By John Blase
I don’t know any shepherds. And if I were a betting man, I’d bet you don’t either. Shepherds are long gone. Sure, we hear about them at Christmastime, or we might catch a late-night PBS special on their pastoral ways, but other than that shepherds have no hold in our 2017 lives.
So when Jesus says, “I am the good shepherd” (John 10:11), that phrase poses a challenge for men today. We either tap the brakes and go back to a bygone era in our minds and see Jesus in that same vein (somewhat removed from today), or we hit the gas and speed up to hopefully imagine something more relevant for right now. But what if we focused on the adjective in that statement instead of the noun? Not that the noun isn’t important, because it is. But today’s text doesn’t compare a shepherd to a government official, but rather a good shepherd to a poor excuse for one.

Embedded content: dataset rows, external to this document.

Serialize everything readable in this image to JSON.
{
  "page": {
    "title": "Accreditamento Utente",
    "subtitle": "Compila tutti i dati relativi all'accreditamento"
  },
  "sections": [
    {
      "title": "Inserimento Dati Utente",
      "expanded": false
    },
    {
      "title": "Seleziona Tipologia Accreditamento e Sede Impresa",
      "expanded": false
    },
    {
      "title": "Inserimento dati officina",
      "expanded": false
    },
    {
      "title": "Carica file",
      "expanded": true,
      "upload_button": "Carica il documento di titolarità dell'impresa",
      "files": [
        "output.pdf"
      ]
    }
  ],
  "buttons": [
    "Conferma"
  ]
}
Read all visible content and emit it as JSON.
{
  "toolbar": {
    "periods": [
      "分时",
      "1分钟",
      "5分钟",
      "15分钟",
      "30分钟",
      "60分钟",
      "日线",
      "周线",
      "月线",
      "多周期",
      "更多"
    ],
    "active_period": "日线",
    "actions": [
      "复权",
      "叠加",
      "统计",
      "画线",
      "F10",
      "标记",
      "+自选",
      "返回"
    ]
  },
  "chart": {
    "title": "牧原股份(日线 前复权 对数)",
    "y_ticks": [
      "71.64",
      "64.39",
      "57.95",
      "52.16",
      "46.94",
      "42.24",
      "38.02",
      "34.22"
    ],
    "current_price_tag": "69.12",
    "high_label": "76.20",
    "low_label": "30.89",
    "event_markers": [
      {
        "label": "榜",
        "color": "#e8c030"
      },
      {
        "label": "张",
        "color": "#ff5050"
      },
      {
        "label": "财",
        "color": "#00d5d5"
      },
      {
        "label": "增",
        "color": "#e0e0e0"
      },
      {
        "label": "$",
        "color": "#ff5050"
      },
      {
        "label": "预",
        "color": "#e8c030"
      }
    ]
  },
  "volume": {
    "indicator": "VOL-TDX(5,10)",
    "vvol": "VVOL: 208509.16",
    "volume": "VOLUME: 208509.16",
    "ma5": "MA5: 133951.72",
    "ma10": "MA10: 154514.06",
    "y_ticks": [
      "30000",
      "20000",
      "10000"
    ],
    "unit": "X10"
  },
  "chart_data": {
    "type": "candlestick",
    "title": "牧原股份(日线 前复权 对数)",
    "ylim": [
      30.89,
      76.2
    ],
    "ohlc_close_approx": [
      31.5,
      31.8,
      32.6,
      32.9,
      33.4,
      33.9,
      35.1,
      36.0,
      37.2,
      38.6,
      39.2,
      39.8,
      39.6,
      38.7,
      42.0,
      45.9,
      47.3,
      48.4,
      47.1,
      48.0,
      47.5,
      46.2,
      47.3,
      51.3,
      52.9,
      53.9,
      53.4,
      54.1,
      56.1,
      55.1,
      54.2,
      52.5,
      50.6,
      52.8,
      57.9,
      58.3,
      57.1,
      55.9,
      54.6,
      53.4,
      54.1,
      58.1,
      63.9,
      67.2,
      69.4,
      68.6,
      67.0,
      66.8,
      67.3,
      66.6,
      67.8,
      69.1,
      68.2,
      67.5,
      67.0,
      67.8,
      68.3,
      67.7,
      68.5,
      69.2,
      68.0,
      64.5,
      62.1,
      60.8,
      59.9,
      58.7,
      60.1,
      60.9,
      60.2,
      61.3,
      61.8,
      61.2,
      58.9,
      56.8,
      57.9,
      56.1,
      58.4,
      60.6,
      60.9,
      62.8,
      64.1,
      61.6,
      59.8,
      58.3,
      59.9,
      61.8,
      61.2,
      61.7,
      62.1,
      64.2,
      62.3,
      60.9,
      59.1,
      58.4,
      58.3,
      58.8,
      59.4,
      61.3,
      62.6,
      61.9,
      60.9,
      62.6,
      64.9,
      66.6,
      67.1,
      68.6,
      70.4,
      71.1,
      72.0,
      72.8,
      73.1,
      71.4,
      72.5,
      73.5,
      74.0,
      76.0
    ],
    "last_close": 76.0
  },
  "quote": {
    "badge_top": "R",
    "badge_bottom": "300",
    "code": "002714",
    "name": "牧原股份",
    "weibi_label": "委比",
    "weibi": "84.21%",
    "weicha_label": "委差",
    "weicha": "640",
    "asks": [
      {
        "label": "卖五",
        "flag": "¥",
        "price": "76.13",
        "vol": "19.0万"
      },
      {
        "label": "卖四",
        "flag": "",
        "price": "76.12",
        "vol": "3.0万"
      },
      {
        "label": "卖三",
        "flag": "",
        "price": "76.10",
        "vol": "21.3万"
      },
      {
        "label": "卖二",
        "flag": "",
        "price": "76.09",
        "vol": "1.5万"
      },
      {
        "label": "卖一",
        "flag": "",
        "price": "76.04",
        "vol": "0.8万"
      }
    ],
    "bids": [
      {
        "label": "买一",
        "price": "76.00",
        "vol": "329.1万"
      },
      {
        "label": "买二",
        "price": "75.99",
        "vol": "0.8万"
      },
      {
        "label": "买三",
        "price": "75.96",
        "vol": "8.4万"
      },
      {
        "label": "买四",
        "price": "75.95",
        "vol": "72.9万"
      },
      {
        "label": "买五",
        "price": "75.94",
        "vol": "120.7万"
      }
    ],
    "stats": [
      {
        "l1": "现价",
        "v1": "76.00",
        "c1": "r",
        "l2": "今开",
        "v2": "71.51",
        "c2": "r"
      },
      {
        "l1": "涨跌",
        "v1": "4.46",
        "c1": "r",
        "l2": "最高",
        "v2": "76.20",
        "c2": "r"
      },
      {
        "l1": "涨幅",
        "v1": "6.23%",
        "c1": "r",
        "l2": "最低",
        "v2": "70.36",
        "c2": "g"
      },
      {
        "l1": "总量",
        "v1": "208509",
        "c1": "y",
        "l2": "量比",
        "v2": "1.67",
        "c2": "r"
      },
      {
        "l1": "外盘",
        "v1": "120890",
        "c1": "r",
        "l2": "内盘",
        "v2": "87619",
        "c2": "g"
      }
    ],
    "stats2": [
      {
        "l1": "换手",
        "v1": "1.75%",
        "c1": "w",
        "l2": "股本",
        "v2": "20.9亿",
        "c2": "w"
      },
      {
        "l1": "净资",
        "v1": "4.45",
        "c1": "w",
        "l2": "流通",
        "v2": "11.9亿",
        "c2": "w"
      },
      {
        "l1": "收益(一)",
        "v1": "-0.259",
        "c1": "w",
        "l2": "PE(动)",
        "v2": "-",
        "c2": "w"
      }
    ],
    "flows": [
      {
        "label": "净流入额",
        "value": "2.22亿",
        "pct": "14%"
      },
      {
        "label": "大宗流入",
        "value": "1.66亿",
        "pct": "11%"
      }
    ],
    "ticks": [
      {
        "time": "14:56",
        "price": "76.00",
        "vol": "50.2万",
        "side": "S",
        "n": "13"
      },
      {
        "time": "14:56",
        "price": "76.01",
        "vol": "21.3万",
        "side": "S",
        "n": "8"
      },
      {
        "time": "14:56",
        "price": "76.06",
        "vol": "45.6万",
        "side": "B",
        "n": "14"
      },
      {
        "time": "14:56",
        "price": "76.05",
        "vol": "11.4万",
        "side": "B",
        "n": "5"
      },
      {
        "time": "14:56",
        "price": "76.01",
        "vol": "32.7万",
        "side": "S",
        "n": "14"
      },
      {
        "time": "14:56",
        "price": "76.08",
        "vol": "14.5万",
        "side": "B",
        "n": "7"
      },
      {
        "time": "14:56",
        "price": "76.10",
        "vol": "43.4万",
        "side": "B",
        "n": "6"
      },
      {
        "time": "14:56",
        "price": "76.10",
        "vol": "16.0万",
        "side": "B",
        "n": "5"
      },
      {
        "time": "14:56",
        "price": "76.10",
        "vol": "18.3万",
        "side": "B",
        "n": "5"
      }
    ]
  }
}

“I am the good shepherd.” Whether you lived in ancient Palestine or you currently reside in Austin, Texas, that word good rings a bell.
Just so there’s no confusion, Jesus does us a favor and clarifies things. The shepherd who is good is the one willing to lay down his life for the sheep. The good shepherd puts the sheep before himself. He is ready to sacrifice his own life for those in his care.
Men, in a world that wants and rewards awesome and epic and great men, I challenge you to live and one day die a good man. And to do so by taking your cues from the one and only Good Shepherd who calls and knows His sheep by name, and was willing to lay down His one and only life for them. Whatever vocation you find yourself in day by day, you have the privilege of living your life in the footsteps of Jesus, the Good Shepherd.
And just so there’s no confusion, let me clarify: the name of the game here is nothing less than sacrifice. It’s not that you and I are trying to be Christ, but that we’re trying to be Christlike. Live that way and you’ll no doubt be accused from time to time of having a messiah complex. That’s fine, whatever. The reality is that you’re simply a man trying to do the right thing, the good thing, the thing that Jesus would do if He were in your boots or your cap-toe oxfords or your Converse.